William Prynne (1600 - October 24, 1669) was a Puritan opponent of the church policy of Archbishop of Canterbury William Laud. Born at Swanswick, near Bath, Somerset), he died at London. After graduating in law from Oxford Universty, he began a series of attacks on the current Arminian high church policies of the government, and on the (by Puritan standards) lax morals prevalant at Court. Being, like many Puritans, strongly opposed to stage plays, he included in his turgid Histriomastix a denunciation of actresses which was widely felt to be an attack of Queen Henrietta Maria.
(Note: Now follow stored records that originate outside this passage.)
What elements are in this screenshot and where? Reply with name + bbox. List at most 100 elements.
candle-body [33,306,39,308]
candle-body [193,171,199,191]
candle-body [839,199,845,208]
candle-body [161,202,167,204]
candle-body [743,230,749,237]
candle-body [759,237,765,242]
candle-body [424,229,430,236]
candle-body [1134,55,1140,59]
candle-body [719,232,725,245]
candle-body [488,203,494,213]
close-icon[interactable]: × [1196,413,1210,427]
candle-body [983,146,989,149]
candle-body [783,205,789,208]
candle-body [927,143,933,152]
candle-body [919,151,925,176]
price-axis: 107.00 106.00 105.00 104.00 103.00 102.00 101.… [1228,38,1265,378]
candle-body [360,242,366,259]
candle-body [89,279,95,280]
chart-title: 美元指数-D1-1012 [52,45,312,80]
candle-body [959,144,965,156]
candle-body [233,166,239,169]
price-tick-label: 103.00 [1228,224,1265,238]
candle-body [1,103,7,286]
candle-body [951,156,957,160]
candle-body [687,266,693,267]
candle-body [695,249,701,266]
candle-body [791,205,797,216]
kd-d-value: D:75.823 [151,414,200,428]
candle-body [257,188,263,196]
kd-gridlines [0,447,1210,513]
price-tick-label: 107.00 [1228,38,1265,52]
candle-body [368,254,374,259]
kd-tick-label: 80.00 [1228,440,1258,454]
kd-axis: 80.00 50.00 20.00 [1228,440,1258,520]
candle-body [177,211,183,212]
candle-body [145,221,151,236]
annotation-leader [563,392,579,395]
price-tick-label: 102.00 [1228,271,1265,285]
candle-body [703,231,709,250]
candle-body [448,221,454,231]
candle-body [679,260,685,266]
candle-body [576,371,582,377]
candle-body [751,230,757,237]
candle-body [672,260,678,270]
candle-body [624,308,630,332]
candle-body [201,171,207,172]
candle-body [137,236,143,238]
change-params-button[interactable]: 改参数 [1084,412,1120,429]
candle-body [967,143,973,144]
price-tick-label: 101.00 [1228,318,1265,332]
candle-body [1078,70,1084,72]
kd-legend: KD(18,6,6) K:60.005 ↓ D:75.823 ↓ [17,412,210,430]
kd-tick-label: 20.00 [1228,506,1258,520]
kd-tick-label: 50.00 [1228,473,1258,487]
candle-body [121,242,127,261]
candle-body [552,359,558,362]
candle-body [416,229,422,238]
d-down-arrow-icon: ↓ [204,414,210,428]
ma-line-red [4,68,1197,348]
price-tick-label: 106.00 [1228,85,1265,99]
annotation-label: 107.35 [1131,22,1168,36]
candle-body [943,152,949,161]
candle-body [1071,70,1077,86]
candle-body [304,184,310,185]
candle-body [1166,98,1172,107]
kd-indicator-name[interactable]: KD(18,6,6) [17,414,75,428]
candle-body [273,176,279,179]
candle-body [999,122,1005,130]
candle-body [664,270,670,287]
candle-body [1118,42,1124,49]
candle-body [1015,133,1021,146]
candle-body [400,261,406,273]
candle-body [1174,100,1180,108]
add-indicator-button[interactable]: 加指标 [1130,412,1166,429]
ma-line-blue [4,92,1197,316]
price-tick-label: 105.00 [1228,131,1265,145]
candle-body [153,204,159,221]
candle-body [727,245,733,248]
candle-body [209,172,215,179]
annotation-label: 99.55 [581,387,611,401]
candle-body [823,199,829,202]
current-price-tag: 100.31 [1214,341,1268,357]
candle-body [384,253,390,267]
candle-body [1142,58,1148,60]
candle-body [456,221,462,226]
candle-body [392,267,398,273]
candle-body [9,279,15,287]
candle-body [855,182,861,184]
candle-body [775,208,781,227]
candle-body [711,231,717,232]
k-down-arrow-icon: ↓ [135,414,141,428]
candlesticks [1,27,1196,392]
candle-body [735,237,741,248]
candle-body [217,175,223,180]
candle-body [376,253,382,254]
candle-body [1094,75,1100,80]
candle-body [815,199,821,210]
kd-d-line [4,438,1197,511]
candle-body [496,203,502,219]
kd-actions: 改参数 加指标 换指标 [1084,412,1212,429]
He was tried in the Star Chamber in 1633 and sentenced to imprisonment and the removal of part of his ears. He was, however, able to continue his activities from prison, and was sentenced in 1637 to the removal of the rest of his ears and to be branded with letters S L (seditious libeller). He affected that these in fact stood for stigmata Laudis (the marks of Laud).

He was released by the Long Parliament, and supported the Parliamentary cause in the English Civil War. He was able to have the satisfaction of overseeing the trial of Laud, which eventually ended in the latter's execution. The tide of opinion was moving fast, and Prynne, having been at the forefront of radical opposition, now found himself a conservative figure, defending Presbyterianism against the Independents favoured by Oliver Cromwell and the army.

He became a thorn in Cromwell's side, and was imprisoned from 1650 to 1653 for his opposition to military government. Eventually, he supported the restoration of Charles II, and was rewarded with public office: he became the keeper of records in the Tower of London and was apparently a model civil servant.